あの鎧の向こう。 あの鎧のパイロットが。
酷薄な笑みを浮かべ、奪い取ったアイツがっ!
一瞬、暴走した感情が再び冷静さを取り戻す。
不意に世界が喪失する。
近づく機体。 徐々に、徐々に、徐々に。
まだ、早い。
一撃を。 己の放つ一撃を放つのはまだ早い。
まだだ。
近づく。
まだ。
すぐ先に。
まだ、
既に拳は届――
ドガァァァァァァァッ!!
全てを震わすかのような、絶大的な打撃!
その一撃。
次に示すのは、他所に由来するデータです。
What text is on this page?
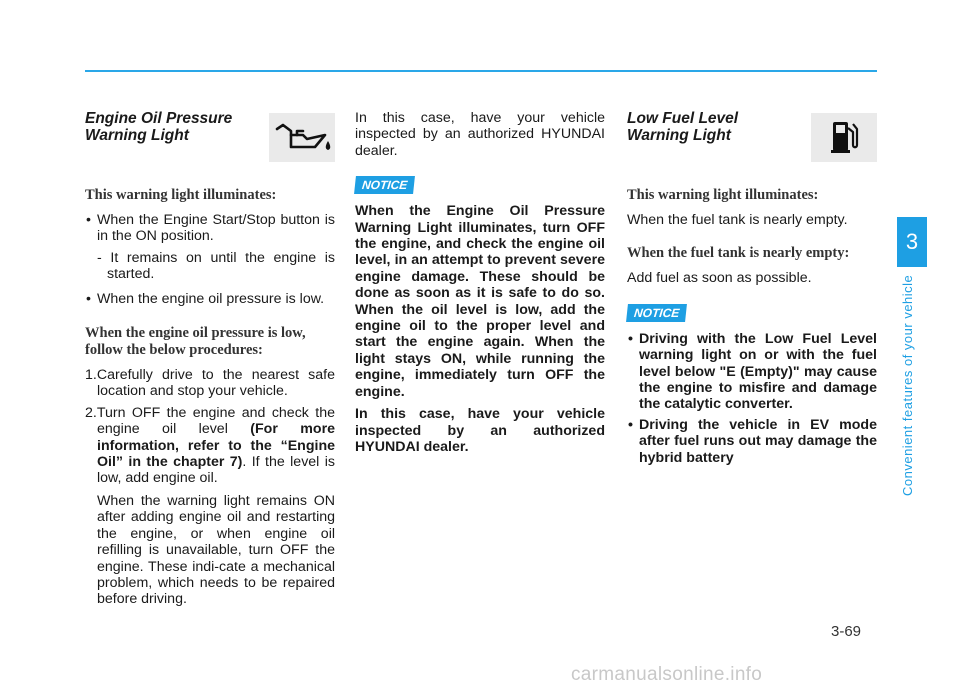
Engine Oil Pressure
Warning Light

This warning light illuminates:

• When the Engine Start/Stop button is in the ON position.

- It remains on until the engine is started.

• When the engine oil pressure is low.

When the engine oil pressure is low, follow the below procedures:

1.Carefully drive to the nearest safe location and stop your vehicle.

2.Turn OFF the engine and check the engine oil level (For more information, refer to the “Engine Oil” in the chapter 7). If the level is low, add engine oil.

When the warning light remains ON after adding engine oil and restarting the engine, or when engine oil refilling is unavailable, turn OFF the engine. These indi-cate a mechanical problem, which needs to be repaired before driving.

In this case, have your vehicle inspected by an authorized HYUNDAI dealer.

NOTICE

When the Engine Oil Pressure Warning Light illuminates, turn OFF the engine, and check the engine oil level, in an attempt to prevent severe engine damage. These should be done as soon as it is safe to do so. When the oil level is low, add the engine oil to the proper level and start the engine again. When the light stays ON, while running the engine, immediately turn OFF the engine.

In this case, have your vehicle inspected by an authorized HYUNDAI dealer.

Low Fuel Level
Warning Light

This warning light illuminates:

When the fuel tank is nearly empty.

When the fuel tank is nearly empty:

Add fuel as soon as possible.

NOTICE
• Driving with the Low Fuel Level warning light on or with the fuel level below "E (Empty)" may cause the engine to misfire and damage the catalytic converter.
• Driving the vehicle in EV mode after fuel runs out may damage the hybrid battery
3
Convenient features of your vehicle
3-69
carmanualsonline.info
それが、己の鎧を振るわせ、自身の体を震わす。
轟音は、己の耳に届いていた。 震えは、視界にも影響を与えていた。
だが、その一撃をどこか遠い先に感じたかのような気さえした。
そう。今。
今だ。
溜め込んだ拳を、そのまま相手に叩き込んだ。
あぁぁぁぁぁっ!
ぐしゃっ! と、絶妙な手応えを感じる。
そして、ゆっくりと、まるでスローモーションのように、真っ赤な機体が沈む。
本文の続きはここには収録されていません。